做媒说亲这种事一向是内宅女人们的事,不过作为女人的谢大夫人也很少过问这种事,更想不到会跟一个男人说这件事。

    而且这个男人还是自己为自己说亲。

    一直到送走东平郡王,谢大夫人还有些呆呆。

    适才的一席话实在是冲击太大了。

    原来皇帝如此看重谢家是想要以巫养运。

    这真是件大事。

    始皇鼎,原来世间还有这种东西,不过为什么祖上从来没有记载?不应该啊,既然是跟巫清娘娘一起出现的,就算巫清不炼丹,但她可是提供了炼丹的朱砂,不管怎么说也不可能一点记载也没有。

    谢大夫人转过身走进来,她要去书房翻一翻典籍查看有没有遗漏。

    谢柔惠站在院子里,见她回来忙迎过来。

    “母亲,殿下说什么了?”她急急说道,“不管他说什么,母亲一定不要生气,殿下是个重情义的,知恩图报是理所当然的,母亲一定不要急。

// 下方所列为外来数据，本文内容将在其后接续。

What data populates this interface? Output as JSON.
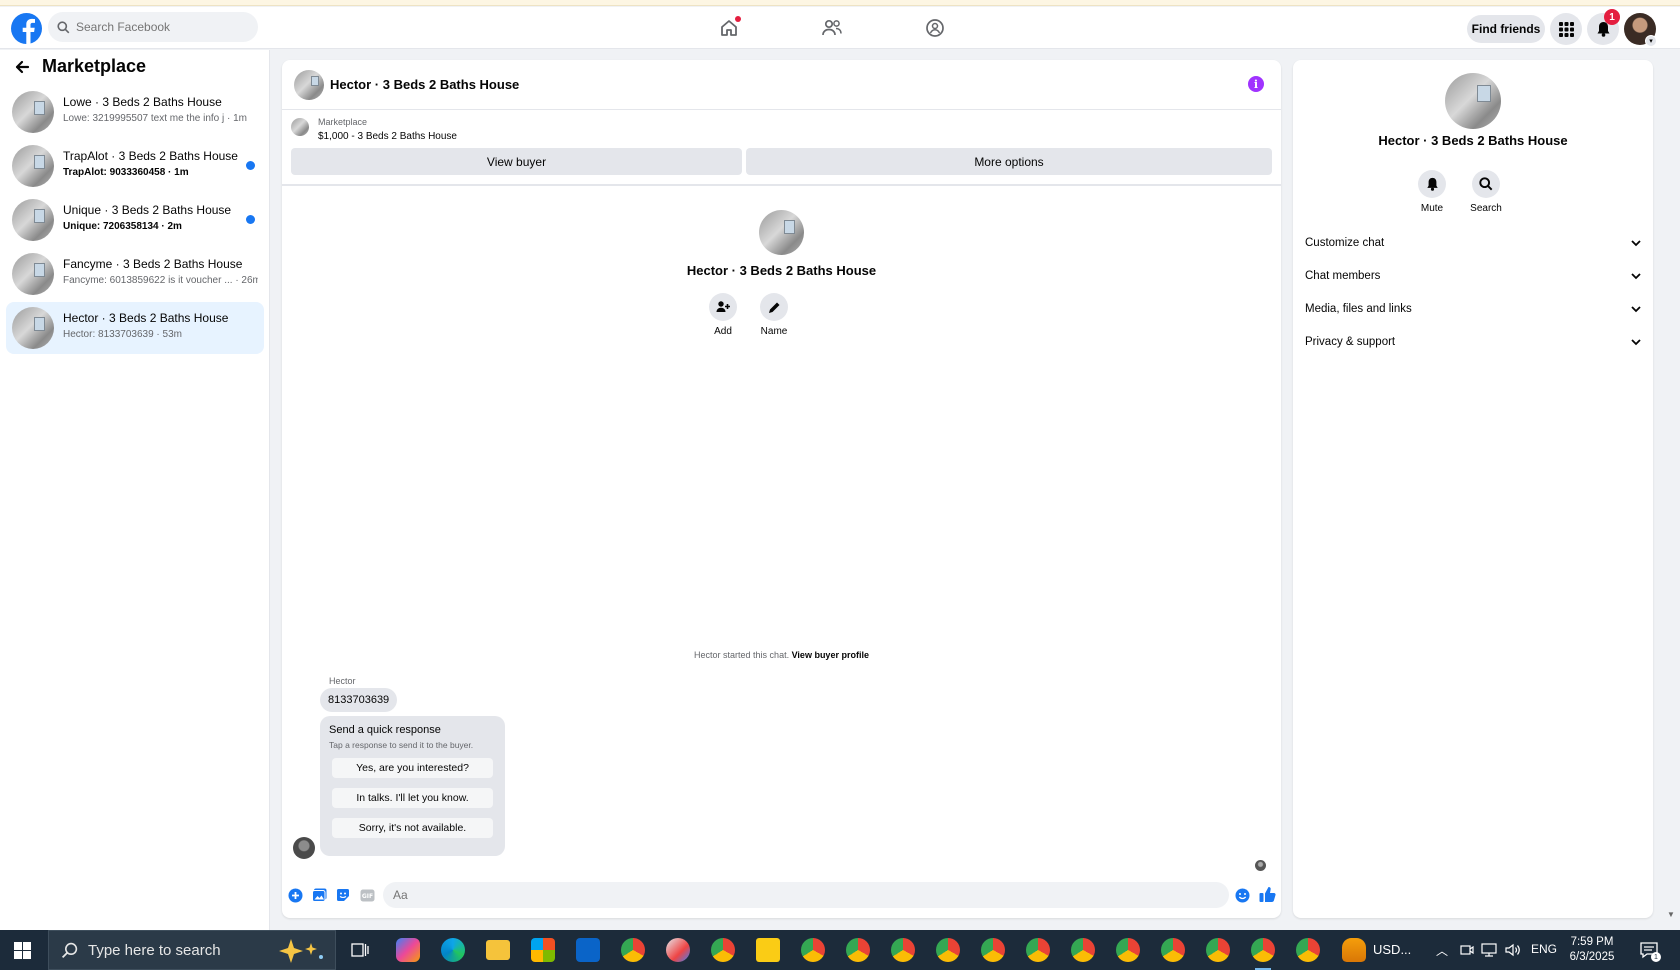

”

    谢大夫人看她一眼。

    到底是小孩子,就知道盯着那些情啊爱的,这个世上可不是只有情爱的。

    东平郡王说了,他被救起的时候是昏迷的,也说了是谢柔嘉自己说是他的救命恩人,这话什么意思?

    意思就是他自己并不知道谁是救命的人,而谢柔嘉说她是,他就信她是。

    与其说信谢柔嘉,倒不如说信谢家,再说难听点谁救了他他也无所谓。

    这一切都不过是因为始皇鼎。

    因为他们谢家是巫清娘娘的后人,皇帝希望谢家盛大巫出,希望能如同始皇帝一般得到始皇鼎,得到长生不老。

    这就是为什么皇帝和东平郡王对谢家如此看重,救命之恩?当然也可以让人做到如此,但跟始皇鼎相比远远不足。

    “嗯。”谢大夫人嗯了声。

    始皇鼎的事不能告诉别人,谢柔惠也不能,至少目前还不能。

    嗯?是什么意思?

    谢柔惠愣了下。

    是东平郡王没说。还是她不生气?

    现在母亲并不像以前那样对她知无不言言无不尽了。

    到底是回来闹的太猛,也将以前很多事都抖了出来,颠覆了在母亲心里一贯的印象。

    但是实在是没办法了,她走投无路无论如何也得先拿回大小姐位置。

    至于其他的事。管它呢,只要她是大小姐,就没人能奈何她。

    谢柔惠挤出一丝笑。

    “那就好。”她说道。

    现在不想说,之后再问就是了,总能问出来。

    谢大夫人却又看向她。

    “你今年多大了?”她问道。

    谢柔惠有些惊愕。

    “母亲。我十四了。”她说道。

    不会傻了吧?

    谢大夫人哦了声,响起东平郡王说的话。

    “我今年二十一岁,十八岁成亲,十九岁丧妻,因为忙于始皇鼎的事,一直没有再议亲。”

    “陛下一直看重谢家,我想不如你我两家联姻。”

    “如果大夫人有意,我回京后会跟陛下说这件事。”

    “至于女方人选,我相信大夫人的选择。”

    谢家女儿们众多,适龄的也不少。但这个人选却不好选。

    东平郡王的身份太高贵了,那些旁枝佐料的怎么好拿出手。

    要说合适,就只有她们长房最合适。

    可是长房里丹女自然不行,柔清瘸了,柔淑不着调,柔嘉……

    柔嘉,长房嫡女,丹女的妹妹,论血统论身份都是最合适的。

    只可惜……

    “母亲,母亲。”谢柔惠摇着谢大夫人的隔壁。急急的唤道,“你没事吧?”

    谢大夫人回过神,只觉得脑子乱哄哄,先办哪件事呢?去查典籍?还是去找家里的女眷来。挑选一下合适的女孩子?

    这两件事都很重要,也可以说两件事就是一件事,先结亲再相助理所应当,先相助再结亲坦荡有尊严。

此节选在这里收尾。